The fact Van Tol, who was a volunteer coach the prior five seasons, got his shot to manage a minor-league squad without having to uproot his family is a rare opportunity.

"I feel so privileged, so lucky," he said. "I've had guys in other organizations come up to me and say, 'Wow, what a great deal.' It's not lost on me, how most guys don't have the luxury I do."

Stability in the minor leagues is rare.
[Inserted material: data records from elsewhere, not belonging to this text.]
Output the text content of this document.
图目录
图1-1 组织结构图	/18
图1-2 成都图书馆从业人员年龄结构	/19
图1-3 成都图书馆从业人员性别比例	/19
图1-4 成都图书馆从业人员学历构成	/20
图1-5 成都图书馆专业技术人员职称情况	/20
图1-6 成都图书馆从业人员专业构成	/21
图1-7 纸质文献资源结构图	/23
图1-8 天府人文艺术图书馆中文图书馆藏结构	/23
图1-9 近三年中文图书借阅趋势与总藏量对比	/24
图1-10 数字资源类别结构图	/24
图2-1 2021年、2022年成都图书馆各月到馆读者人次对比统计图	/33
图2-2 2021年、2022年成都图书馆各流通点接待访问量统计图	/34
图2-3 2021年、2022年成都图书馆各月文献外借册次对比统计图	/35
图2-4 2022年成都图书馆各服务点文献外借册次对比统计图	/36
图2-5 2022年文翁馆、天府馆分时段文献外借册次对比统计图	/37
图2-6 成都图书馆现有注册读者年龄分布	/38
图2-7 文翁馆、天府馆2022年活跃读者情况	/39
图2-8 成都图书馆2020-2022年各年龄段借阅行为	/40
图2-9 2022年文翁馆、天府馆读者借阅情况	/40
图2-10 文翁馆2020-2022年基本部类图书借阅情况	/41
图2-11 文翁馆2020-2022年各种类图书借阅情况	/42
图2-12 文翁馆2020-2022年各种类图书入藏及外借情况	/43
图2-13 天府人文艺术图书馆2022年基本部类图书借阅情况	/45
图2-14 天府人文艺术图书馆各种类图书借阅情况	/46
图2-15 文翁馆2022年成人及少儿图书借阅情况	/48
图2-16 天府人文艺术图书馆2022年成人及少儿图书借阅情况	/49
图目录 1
Managers are dispatched to cities across the country in a team's system, and players pursue their dreams riding buses far from home.

"I've seen my family once in three months, so I can't imagine how happy it makes him to have his kids here at the park all the time, or go home to them after a long day," said pitcher Matt Iannazzo, who played for the Hawks the last two seasons before being called up to long-season Class A Kane County two weeks ago.

In his first year at the helm, Van Tol has led the Hawks to their first winning first half since 2008, which included a seven-game winning streak, the team's longest in nine years. Iannazzo said Van Tol's attention to detail, especially for players just starting out as pros, has been a boon for the Hawks.

Van Tol created, and has overseen, the Idaho Cubs program, which helps prepare two teams of the state's best players for college during the offseason. There are plans to add a third team for U-13 players.

"He's got a gift as a teacher," Chrissy said. "He has these big ideas, but he can really get down to the details to make it work."

Van Tol is quick to point out Chrissy is the "rockstar" of the family, at times having to serve as the lone parent. She stayed back to wait as their houses were up for sale as he moved through the college coaching ranks, from Treasure Valley Community College (head coach) to Portland (assistant) to his alma mater, Gonzaga (assistant).

Chrissy's hiring at Boise State five years ago brought the family back to Boise, where Gary volunteered with the Hawks in 2001 and 2002.

"He'd drive from Ontario just to throw batting practice, and when we came back here, he was happy just volunteering," said Chrissy, who was raised in Parma. "Would he have kept doing it? Definitely. It's just wonderful for him to have this opportunity. It's kind of like a walk-on going on scholarship, earning that chance."

Being a volunteer suited Van Tol just fine - "I was a stay-at-home dad, basically," he said.

But there's no doubt Van Tol wanted to manage. Now that he has his shot, even if it means being home less, he's able to bring a little home to work.

"It's a group effort - at home, at Boise State or here at the ballpark, it's Team Van Tol all the time," Gary Van Tol said.